People in India have been utilizing the many benefits of neem for thousands of years. Its popularity has spread over time, and most countries have since taken advantage of its usefulness. The oil is derived from the seed of the neem tree, but the bark and leaves are not typically left to go to waste. Almost every part of the tree is considered beneficial in some way. In India, the neem tree is commonly referred to as the village pharmacy, because it has a potential benefit for almost any ailment.
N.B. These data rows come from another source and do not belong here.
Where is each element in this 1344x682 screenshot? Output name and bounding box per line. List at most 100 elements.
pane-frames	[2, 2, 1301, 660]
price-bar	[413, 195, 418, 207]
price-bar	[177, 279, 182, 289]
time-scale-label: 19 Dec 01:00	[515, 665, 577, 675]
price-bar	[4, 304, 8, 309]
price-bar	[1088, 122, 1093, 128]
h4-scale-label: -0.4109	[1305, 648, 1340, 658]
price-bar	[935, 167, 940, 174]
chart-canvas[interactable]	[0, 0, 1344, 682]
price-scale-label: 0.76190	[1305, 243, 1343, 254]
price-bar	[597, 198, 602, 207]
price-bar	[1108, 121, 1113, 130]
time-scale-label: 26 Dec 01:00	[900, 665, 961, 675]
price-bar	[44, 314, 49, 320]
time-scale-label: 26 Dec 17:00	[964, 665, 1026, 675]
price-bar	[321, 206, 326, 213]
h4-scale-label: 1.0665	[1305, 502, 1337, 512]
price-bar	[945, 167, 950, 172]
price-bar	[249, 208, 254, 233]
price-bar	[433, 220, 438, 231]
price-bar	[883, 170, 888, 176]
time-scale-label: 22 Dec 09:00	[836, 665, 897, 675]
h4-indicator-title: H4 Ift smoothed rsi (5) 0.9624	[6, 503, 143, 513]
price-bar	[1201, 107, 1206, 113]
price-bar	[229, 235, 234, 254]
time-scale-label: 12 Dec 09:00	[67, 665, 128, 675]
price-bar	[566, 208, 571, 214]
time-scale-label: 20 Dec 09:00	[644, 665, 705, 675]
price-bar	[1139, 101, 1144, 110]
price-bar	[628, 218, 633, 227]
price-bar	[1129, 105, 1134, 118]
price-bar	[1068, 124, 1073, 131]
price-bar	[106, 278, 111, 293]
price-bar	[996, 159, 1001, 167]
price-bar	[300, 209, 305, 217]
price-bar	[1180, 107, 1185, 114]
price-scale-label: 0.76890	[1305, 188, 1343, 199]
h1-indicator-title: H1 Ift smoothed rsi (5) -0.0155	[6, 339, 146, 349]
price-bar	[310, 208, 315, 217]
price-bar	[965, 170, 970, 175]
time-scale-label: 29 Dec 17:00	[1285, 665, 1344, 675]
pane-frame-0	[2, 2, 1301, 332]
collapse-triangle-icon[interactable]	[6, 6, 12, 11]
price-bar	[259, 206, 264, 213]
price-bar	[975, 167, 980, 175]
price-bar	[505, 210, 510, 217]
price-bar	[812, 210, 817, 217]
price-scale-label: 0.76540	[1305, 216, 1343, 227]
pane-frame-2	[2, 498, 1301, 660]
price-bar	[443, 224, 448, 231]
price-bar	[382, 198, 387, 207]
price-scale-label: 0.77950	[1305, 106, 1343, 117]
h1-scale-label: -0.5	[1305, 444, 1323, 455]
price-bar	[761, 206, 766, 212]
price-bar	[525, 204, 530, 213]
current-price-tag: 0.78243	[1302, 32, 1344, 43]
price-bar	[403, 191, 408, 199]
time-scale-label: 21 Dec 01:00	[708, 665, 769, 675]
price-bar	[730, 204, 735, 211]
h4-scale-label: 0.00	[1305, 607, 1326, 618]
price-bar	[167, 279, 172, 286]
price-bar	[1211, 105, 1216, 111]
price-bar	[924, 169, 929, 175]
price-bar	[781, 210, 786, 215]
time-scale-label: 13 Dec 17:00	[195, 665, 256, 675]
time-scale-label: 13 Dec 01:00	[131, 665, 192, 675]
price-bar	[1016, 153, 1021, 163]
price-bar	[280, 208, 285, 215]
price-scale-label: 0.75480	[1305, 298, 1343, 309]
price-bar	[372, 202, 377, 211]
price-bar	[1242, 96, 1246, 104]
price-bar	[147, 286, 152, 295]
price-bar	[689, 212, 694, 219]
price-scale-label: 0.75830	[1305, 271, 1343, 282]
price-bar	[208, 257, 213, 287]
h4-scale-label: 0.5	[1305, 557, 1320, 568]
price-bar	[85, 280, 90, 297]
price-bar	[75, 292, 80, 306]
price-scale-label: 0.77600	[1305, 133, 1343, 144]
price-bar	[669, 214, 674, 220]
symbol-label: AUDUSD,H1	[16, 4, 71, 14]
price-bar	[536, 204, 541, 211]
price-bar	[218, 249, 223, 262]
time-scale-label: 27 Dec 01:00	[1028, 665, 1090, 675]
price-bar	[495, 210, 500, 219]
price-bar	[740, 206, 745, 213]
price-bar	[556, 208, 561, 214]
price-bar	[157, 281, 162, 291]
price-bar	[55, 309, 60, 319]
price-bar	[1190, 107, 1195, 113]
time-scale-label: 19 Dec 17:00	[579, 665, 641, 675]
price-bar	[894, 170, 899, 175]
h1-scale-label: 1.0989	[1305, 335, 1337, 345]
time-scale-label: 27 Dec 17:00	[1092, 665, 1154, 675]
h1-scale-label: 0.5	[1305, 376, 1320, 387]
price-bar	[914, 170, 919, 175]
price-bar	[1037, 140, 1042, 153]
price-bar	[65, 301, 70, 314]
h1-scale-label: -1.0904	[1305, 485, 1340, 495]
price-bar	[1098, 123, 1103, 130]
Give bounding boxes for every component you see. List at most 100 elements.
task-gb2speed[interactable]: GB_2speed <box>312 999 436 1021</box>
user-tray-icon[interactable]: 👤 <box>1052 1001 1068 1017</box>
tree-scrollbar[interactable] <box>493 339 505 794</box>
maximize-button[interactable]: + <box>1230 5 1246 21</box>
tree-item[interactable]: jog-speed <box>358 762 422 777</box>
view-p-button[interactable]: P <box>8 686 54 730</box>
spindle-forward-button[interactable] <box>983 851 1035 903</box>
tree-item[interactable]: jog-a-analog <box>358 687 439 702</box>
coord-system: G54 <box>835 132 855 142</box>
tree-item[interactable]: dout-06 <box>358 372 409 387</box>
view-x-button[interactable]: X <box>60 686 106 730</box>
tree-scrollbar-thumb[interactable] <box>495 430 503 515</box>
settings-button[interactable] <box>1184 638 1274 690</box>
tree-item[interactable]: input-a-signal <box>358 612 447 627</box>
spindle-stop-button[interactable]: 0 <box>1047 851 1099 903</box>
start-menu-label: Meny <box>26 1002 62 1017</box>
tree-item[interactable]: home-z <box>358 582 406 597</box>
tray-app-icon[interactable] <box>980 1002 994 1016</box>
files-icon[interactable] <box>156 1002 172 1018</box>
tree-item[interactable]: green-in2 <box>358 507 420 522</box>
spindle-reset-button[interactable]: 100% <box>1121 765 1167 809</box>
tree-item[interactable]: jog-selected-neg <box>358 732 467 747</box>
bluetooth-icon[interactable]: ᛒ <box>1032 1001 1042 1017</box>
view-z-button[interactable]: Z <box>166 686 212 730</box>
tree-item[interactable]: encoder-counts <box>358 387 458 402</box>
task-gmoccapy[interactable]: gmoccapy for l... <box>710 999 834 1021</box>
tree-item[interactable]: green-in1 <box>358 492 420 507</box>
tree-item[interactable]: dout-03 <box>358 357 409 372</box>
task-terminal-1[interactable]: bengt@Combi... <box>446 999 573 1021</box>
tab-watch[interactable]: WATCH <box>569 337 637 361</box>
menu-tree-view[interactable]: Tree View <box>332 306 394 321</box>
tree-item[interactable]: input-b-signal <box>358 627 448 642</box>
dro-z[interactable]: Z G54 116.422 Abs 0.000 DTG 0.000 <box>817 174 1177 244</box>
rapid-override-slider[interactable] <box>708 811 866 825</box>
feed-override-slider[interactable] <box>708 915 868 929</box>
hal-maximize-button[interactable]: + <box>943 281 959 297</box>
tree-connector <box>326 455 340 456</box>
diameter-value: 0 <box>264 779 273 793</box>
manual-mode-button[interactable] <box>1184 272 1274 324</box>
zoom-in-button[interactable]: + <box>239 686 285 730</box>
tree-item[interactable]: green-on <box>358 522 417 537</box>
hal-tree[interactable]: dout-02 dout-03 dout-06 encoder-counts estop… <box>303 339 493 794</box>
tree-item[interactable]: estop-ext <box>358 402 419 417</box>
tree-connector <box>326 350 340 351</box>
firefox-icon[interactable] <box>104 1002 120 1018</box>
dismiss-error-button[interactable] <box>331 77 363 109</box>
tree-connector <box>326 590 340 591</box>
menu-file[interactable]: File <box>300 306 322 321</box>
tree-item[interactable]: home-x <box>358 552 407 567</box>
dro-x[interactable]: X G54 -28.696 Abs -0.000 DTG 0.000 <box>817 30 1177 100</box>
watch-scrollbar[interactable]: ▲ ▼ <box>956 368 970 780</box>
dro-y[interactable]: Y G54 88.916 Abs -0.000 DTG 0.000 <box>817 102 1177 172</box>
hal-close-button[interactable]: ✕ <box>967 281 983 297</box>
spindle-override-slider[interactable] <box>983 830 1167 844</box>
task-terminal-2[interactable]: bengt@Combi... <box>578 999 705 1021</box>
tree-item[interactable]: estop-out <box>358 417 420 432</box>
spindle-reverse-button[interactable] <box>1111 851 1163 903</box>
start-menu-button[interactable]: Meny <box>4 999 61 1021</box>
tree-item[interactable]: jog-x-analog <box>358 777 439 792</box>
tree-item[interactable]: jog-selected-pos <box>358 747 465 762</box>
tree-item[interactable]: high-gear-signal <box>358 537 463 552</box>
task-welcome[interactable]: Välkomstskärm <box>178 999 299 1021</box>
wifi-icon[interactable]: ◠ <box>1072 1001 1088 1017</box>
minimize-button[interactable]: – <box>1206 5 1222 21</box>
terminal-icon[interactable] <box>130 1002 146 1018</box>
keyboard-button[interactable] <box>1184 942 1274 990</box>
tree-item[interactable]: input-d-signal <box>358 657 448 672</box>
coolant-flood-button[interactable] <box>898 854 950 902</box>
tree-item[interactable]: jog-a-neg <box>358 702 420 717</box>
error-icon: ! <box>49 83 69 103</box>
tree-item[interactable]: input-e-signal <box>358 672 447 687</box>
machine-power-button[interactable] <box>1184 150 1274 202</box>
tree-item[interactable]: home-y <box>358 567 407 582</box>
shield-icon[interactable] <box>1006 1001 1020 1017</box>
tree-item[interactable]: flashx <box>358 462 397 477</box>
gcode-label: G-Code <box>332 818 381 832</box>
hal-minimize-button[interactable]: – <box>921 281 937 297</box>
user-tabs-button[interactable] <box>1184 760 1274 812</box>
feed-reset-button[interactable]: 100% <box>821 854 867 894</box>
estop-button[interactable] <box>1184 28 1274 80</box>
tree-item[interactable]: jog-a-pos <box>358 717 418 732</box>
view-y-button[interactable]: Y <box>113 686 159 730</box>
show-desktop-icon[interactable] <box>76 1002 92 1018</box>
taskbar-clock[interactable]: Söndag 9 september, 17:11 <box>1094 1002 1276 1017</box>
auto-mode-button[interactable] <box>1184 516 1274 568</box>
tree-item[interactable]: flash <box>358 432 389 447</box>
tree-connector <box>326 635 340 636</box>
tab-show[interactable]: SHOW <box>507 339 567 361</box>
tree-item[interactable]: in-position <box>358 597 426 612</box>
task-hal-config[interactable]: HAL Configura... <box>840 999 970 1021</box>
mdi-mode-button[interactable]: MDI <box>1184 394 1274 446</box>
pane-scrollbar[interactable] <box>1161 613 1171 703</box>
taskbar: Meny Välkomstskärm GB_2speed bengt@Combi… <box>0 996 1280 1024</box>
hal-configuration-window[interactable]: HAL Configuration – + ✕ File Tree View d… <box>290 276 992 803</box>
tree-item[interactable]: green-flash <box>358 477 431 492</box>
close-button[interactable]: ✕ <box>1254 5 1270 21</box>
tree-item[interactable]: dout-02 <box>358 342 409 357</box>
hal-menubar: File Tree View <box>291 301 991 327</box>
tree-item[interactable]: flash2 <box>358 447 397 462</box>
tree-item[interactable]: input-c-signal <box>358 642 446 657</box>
In addition to soap, neem is also available in the form of shampoo, dietary supplements, and pet products. It is often included as an active ingredient in pesticides and fungicides for the garden. When reduced to powdered form, neem bark may be helpful in killing fleas and ticks on pets. Neem tree twigs are sometimes used as toothbrushes in Africa and India. Boiling the leaves of the tree to make a tea is also a common practice, and the tea is often used for fever reduction or as a foot soak.
Using products containing neem, either topically or internally, may cause some side effects. The majority of these side effects tend to occur when neem is ingested, while side effects from neem soap and other topical forms are mild and primarily stem from allergic reactions. In general, neem is not considered safe for ingestion by children or babies. Seizures, comas, and death are just a few of the dangers associated with children and neem consumption.
Side effects of neem ingestion by adults could include kidney damage, liver damage, and jaundice. Pregnant women and couples trying to conceive should avoid neem because there is a risk of miscarriage, and it may also damage sperm. Additionally, neem could interact negatively with immunosuppressants and medications for diabetes. A person who is interested in taking neem supplements for the many possible benefits should speak with a doctor first.